Random Forest with MinMaxScaler
Lastly, we’ll use MinMaxScaler, another scaling method that transforms the data so it fits within a specific range, typically between 0 and 1.
from sklearn.preprocessing import MinMaxScaler
# Initialize MinMaxScaler
minmax = MinMaxScaler()
# Fit and transform the training data
X_train_minmax = minmax.fit_transform(X_train)
# Transform test data
X_test_minmax = minmax.transform(X_test)
# Initialize RandomForestRegressor and fit the MinMax scaled training data
rfr_minmax = RandomForestRegressor()
rfr_minmax.fit(X_train_minmax, y_train)
# Predict and measure RMSE
predictions_minmax = rfr_minmax.predict(X_test_minmax)
mse_minmax = mean_squared_error(y_test, predictions_minmax)
rmse_minmax = mse_minmax ** 0.5
print("RMSE with MinMaxScaler: ", rmse_minmax)
This code gives us an RMSE of 0.5643, which is also slightly worse than the baseline score.
Random Forest with Normalizer
Normalization scales individual samples to have unit norm.
This process can be useful if you plan to use a quadratic form such as the dot-product or any other kernel to quantify the similarity of any pair of samples.
Let’s see how a Random Forest model performs with data normalized using sklearn’s Normalizer
.
from sklearn.preprocessing import Normalizer
# Initialize Normalizer
normalizer = Normalizer()
# Fit and transform the training data
X_train_normalized = normalizer.fit_transform(X_train)
# Transform the test data
X_test_normalized = normalizer.transform(X_test)
# Initialize RandomForestRegressor and fit normalized training data
rfr_normalized = RandomForestRegressor()
rfr_normalized.fit(X_train_normalized, y_train)

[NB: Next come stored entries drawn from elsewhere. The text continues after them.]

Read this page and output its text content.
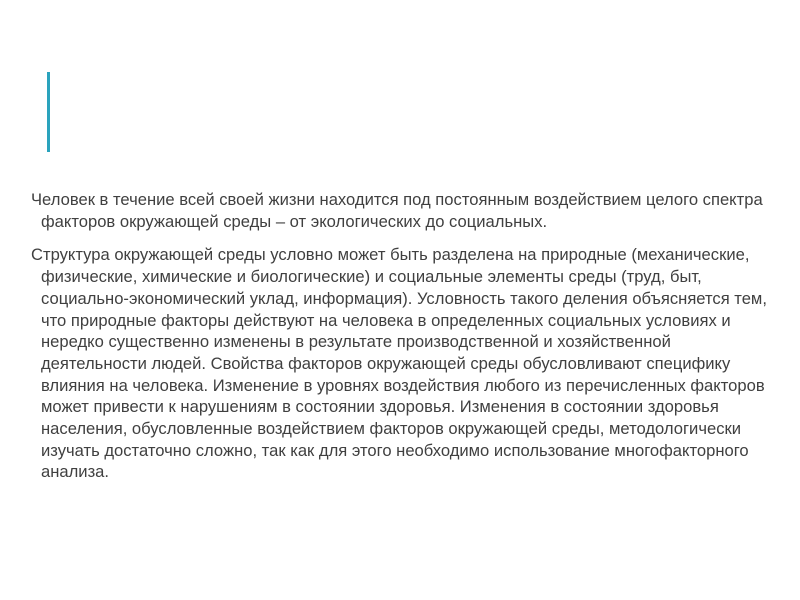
Человек в течение всей своей жизни находится под постоянным воздействием целого спектра факторов окружающей среды – от экологических до социальных.

Структура окружающей среды условно может быть разделена на природные (механические, физические, химические и биологические) и социальные элементы среды (труд, быт, социально-экономический уклад, информация). Условность такого деления объясняется тем, что природные факторы действуют на человека в определенных социальных условиях и нередко существенно изменены в результате производственной и хозяйственной деятельности людей. Свойства факторов окружающей среды обусловливают специфику влияния на человека. Изменение в уровнях воздействия любого из перечисленных факторов может привести к нарушениям в состоянии здоровья. Изменения в состоянии здоровья населения, обусловленные воздействием факторов окружающей среды, методологически изучать достаточно сложно, так как для этого необходимо использование многофакторного анализа.
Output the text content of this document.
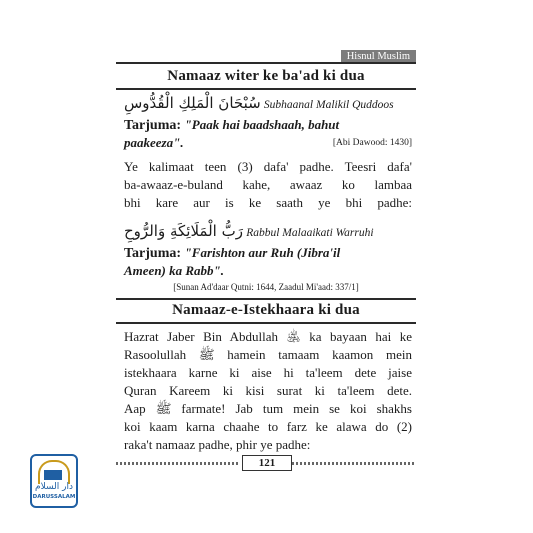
Hisnul Muslim
Namaaz witer ke ba'ad ki dua
سُبْحَانَ الْمَلِكِ الْقُدُّوسِ Subhaanal Malikil Quddoos
Tarjuma: "Paak hai baadshaah, bahut
paakeeza".	[Abi Dawood: 1430]
Ye kalimaat teen (3) dafa' padhe. Teesri dafa'
ba-awaaz-e-buland kahe, awaaz ko lambaa
bhi kare aur is ke saath ye bhi padhe:
رَبُّ الْمَلَائِكَةِ وَالرُّوحِ Rabbul Malaaikati Warruhi
Tarjuma: "Farishton aur Ruh (Jibra'il
Ameen) ka Rabb".
[Sunan Ad'daar Qutni: 1644, Zaadul Mi'aad: 337/1]
Namaaz-e-Istekhaara ki dua
Hazrat Jaber Bin Abdullah ﵁ ka bayaan hai ke
Rasoolullah ﷺ hamein tamaam kaamon mein
istekhaara karne ki aise hi ta'leem dete jaise
Quran Kareem ki kisi surat ki ta'leem dete.
Aap ﷺ farmate! Jab tum mein se koi shakhs
koi kaam karna chaahe to farz ke alawa do (2)
raka't namaaz padhe, phir ye padhe:
121
دار السلام
DARUSSALAM
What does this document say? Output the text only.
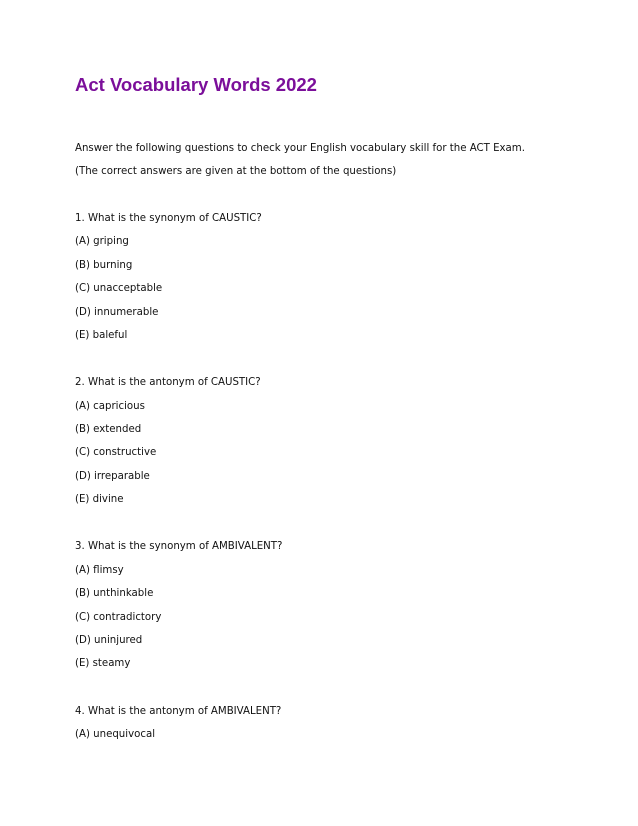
Act Vocabulary Words 2022

Answer the following questions to check your English vocabulary skill for the ACT Exam.

(The correct answers are given at the bottom of the questions)

1. What is the synonym of CAUSTIC?

(A) griping

(B) burning

(C) unacceptable

(D) innumerable

(E) baleful

2. What is the antonym of CAUSTIC?

(A) capricious

(B) extended

(C) constructive

(D) irreparable

(E) divine

3. What is the synonym of AMBIVALENT?

(A) flimsy

(B) unthinkable

(C) contradictory

(D) uninjured

(E) steamy

4. What is the antonym of AMBIVALENT?

(A) unequivocal
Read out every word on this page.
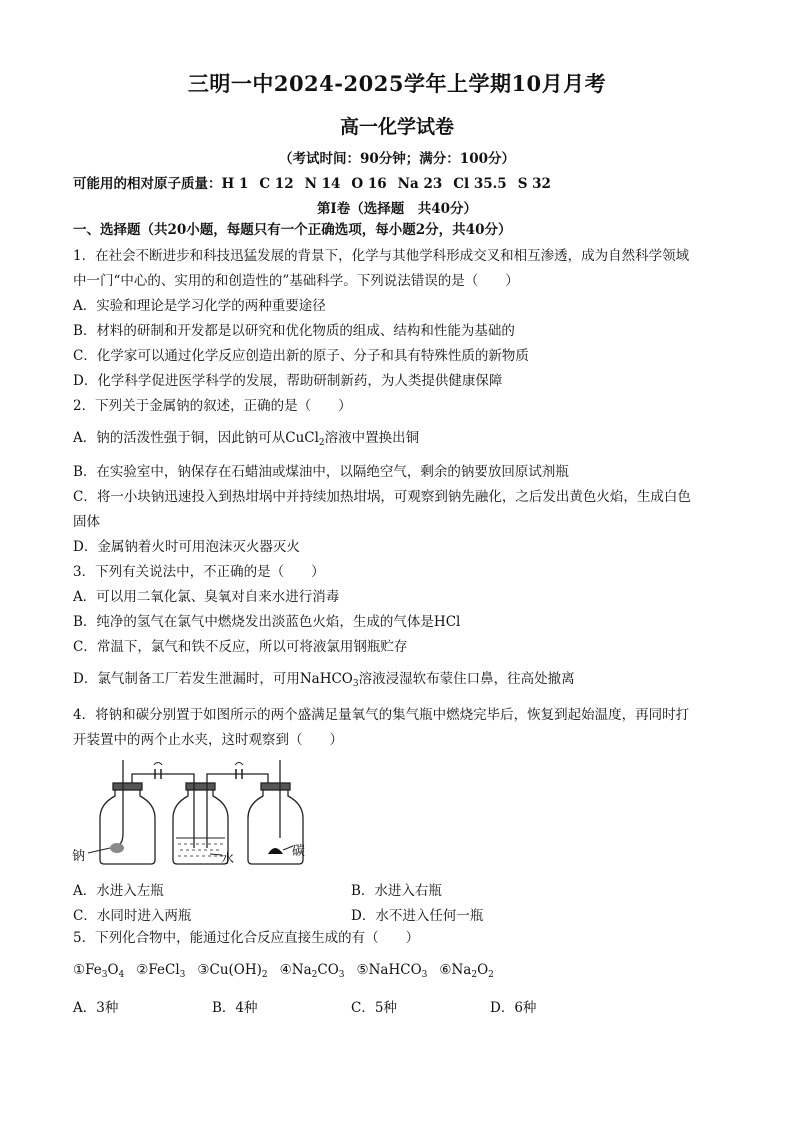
三明一中2024-2025学年上学期10月月考
高一化学试卷
（考试时间：90分钟；满分：100分）
可能用的相对原子质量：H 1 C 12 N 14 O 16 Na 23 Cl 35.5 S 32
第Ⅰ卷（选择题　共40分）
一、选择题（共20小题，每题只有一个正确选项，每小题2分，共40分）
1．在社会不断进步和科技迅猛发展的背景下，化学与其他学科形成交叉和相互渗透，成为自然科学领域
中一门“中心的、实用的和创造性的”基础科学。下列说法错误的是（　　）
A．实验和理论是学习化学的两种重要途径
B．材料的研制和开发都是以研究和优化物质的组成、结构和性能为基础的
C．化学家可以通过化学反应创造出新的原子、分子和具有特殊性质的新物质
D．化学科学促进医学科学的发展，帮助研制新药，为人类提供健康保障
2．下列关于金属钠的叙述，正确的是（　　）
A．钠的活泼性强于铜，因此钠可从CuCl$_2$溶液中置换出铜
B．在实验室中，钠保存在石蜡油或煤油中，以隔绝空气，剩余的钠要放回原试剂瓶
C．将一小块钠迅速投入到热坩埚中并持续加热坩埚，可观察到钠先融化，之后发出黄色火焰，生成白色
固体
D．金属钠着火时可用泡沫灭火器灭火
3．下列有关说法中，不正确的是（　　）
A．可以用二氧化氯、臭氧对自来水进行消毒
B．纯净的氢气在氯气中燃烧发出淡蓝色火焰，生成的气体是HCl
C．常温下，氯气和铁不反应，所以可将液氯用钢瓶贮存
D．氯气制备工厂若发生泄漏时，可用NaHCO$_3$溶液浸湿软布蒙住口鼻，往高处撤离
4．将钠和碳分别置于如图所示的两个盛满足量氧气的集气瓶中燃烧完毕后，恢复到起始温度，再同时打
开装置中的两个止水夹，这时观察到（　　）
钠	水
碳
A．水进入左瓶	B．水进入右瓶
C．水同时进入两瓶	D．水不进入任何一瓶
5．下列化合物中，能通过化合反应直接生成的有（　　）
$①Fe_3O_4$ ②FeCl$_3$ $③Cu(OH)_2$ $④Na_2CO_3$ ⑤NaHCO$_3$ $⑥Na_2O_2$
A．3种	B．4种	C．5种	D．6种
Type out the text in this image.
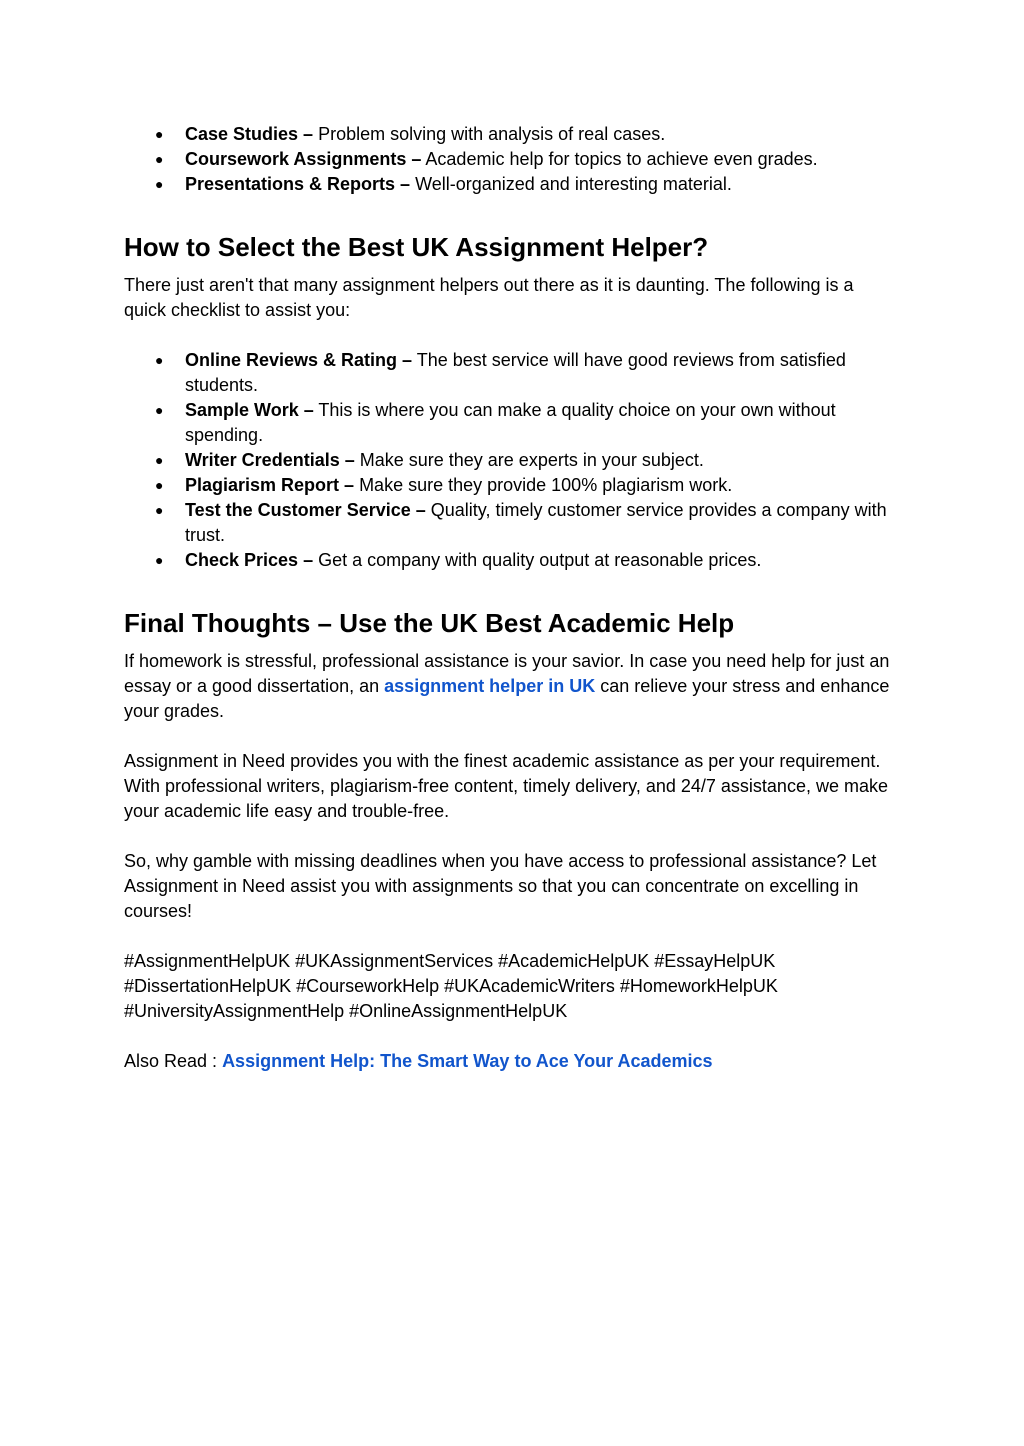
● Case Studies – Problem solving with analysis of real cases.
● Coursework Assignments – Academic help for topics to achieve even grades.
● Presentations & Reports – Well-organized and interesting material.
How to Select the Best UK Assignment Helper?

There just aren't that many assignment helpers out there as it is daunting. The following is a quick checklist to assist you:

● Online Reviews & Rating – The best service will have good reviews from satisfied students.
● Sample Work – This is where you can make a quality choice on your own without spending.
● Writer Credentials – Make sure they are experts in your subject.
● Plagiarism Report – Make sure they provide 100% plagiarism work.
● Test the Customer Service – Quality, timely customer service provides a company with trust.
● Check Prices – Get a company with quality output at reasonable prices.
Final Thoughts – Use the UK Best Academic Help

If homework is stressful, professional assistance is your savior. In case you need help for just an essay or a good dissertation, an assignment helper in UK can relieve your stress and enhance your grades.

Assignment in Need provides you with the finest academic assistance as per your requirement. With professional writers, plagiarism-free content, timely delivery, and 24/7 assistance, we make your academic life easy and trouble-free.

So, why gamble with missing deadlines when you have access to professional assistance? Let Assignment in Need assist you with assignments so that you can concentrate on excelling in courses!

#AssignmentHelpUK #UKAssignmentServices #AcademicHelpUK #EssayHelpUK #DissertationHelpUK #CourseworkHelp #UKAcademicWriters #HomeworkHelpUK #UniversityAssignmentHelp #OnlineAssignmentHelpUK

Also Read : Assignment Help: The Smart Way to Ace Your Academics
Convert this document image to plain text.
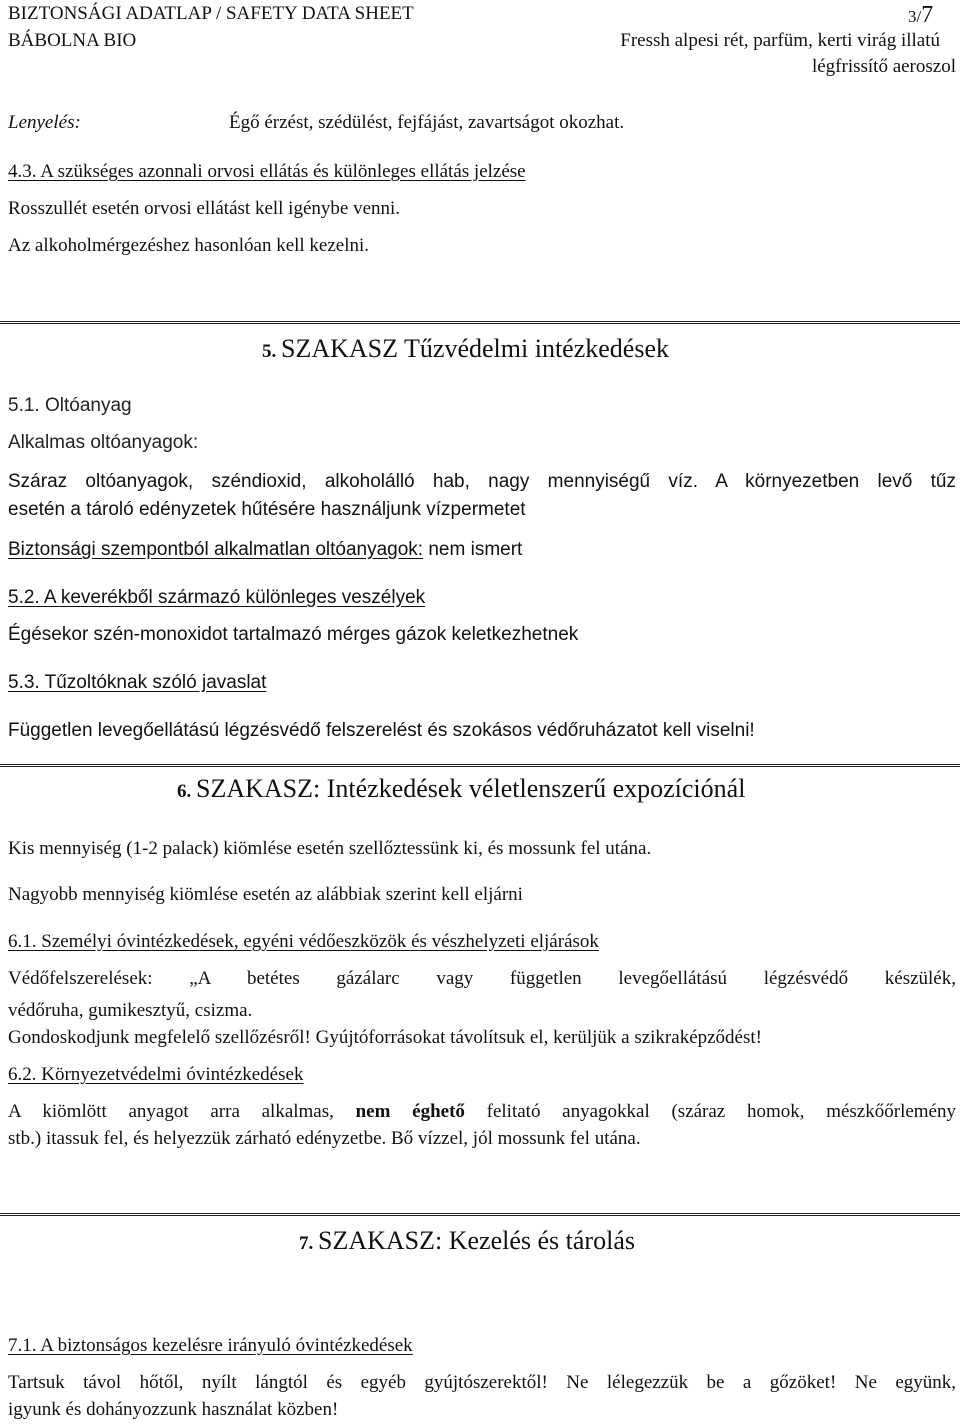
BIZTONSÁGI ADATLAP / SAFETY DATA SHEET	3/7
BÁBOLNA BIO	Fressh alpesi rét, parfüm, kerti virág illatú
légfrissítő aeroszol
Lenyelés:	Égő érzést, szédülést, fejfájást, zavartságot okozhat.
4.3. A szükséges azonnali orvosi ellátás és különleges ellátás jelzése
Rosszullét esetén orvosi ellátást kell igénybe venni.
Az alkoholmérgezéshez hasonlóan kell kezelni.
5. SZAKASZ Tűzvédelmi intézkedések
5.1. Oltóanyag
Alkalmas oltóanyagok:
Száraz oltóanyagok, széndioxid, alkoholálló hab, nagy mennyiségű víz. A környezetben levő tűz
esetén a tároló edényzetek hűtésére használjunk vízpermetet
Biztonsági szempontból alkalmatlan oltóanyagok: nem ismert
5.2. A keverékből származó különleges veszélyek
Égésekor szén-monoxidot tartalmazó mérges gázok keletkezhetnek
5.3. Tűzoltóknak szóló javaslat
Független levegőellátású légzésvédő felszerelést és szokásos védőruházatot kell viselni!
6. SZAKASZ: Intézkedések véletlenszerű expozíciónál
Kis mennyiség (1-2 palack) kiömlése esetén szellőztessünk ki, és mossunk fel utána.
Nagyobb mennyiség kiömlése esetén az alábbiak szerint kell eljárni
6.1. Személyi óvintézkedések, egyéni védőeszközök és vészhelyzeti eljárások
Védőfelszerelések: „A betétes gázálarc vagy független levegőellátású légzésvédő készülék,
védőruha, gumikesztyű, csizma.
Gondoskodjunk megfelelő szellőzésről! Gyújtóforrásokat távolítsuk el, kerüljük a szikraképződést!
6.2. Környezetvédelmi óvintézkedések
A kiömlött anyagot arra alkalmas, nem éghető felitató anyagokkal (száraz homok, mészkőőrlemény
stb.) itassuk fel, és helyezzük zárható edényzetbe. Bő vízzel, jól mossunk fel utána.
7. SZAKASZ: Kezelés és tárolás
7.1. A biztonságos kezelésre irányuló óvintézkedések
Tartsuk távol hőtől, nyílt lángtól és egyéb gyújtószerektől! Ne lélegezzük be a gőzöket! Ne együnk,
igyunk és dohányozzunk használat közben!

# Predict and measure RMSE
predictions_normalized = rfr_normalized.predict(X_test_normalized)
mse_normalized = mean_squared_error(y_test, predictions_normalized)
rmse_normalized = mse_normalized ** 0.5
print("RMSE with Normalizer: ", rmse_normalized)
The RMSE with Normalizer is 0.5548 which is slightly better than the baseline score.
Should You Worry About Scaling Features for Random Forest?
The experiment shows that scaling the features doesn’t necessarily improve the performance of a Random Forest model.
In fact, both StandardScaler and MinMaxScaler resulted in a slightly higher RMSE than the baseline score.
This reinforces the concept that Random Forest, being a tree-based model, isn’t sensitive to the scale of the input features.
However, it’s important to remember that even if scaling is not required, the nuances of how numerical values are represented in a computer can still affect your model’s output.
When Does Feature Scaling Matter?
Scaling is important for many other types of machine learning models.
Models that are distance-based such as K-Nearest Neighbors, or models that use gradient descent optimization like linear regression or neural networks, require feature scaling.
In these models, features that are on larger scales can dominate the model’s fitting process, leading to suboptimal performance.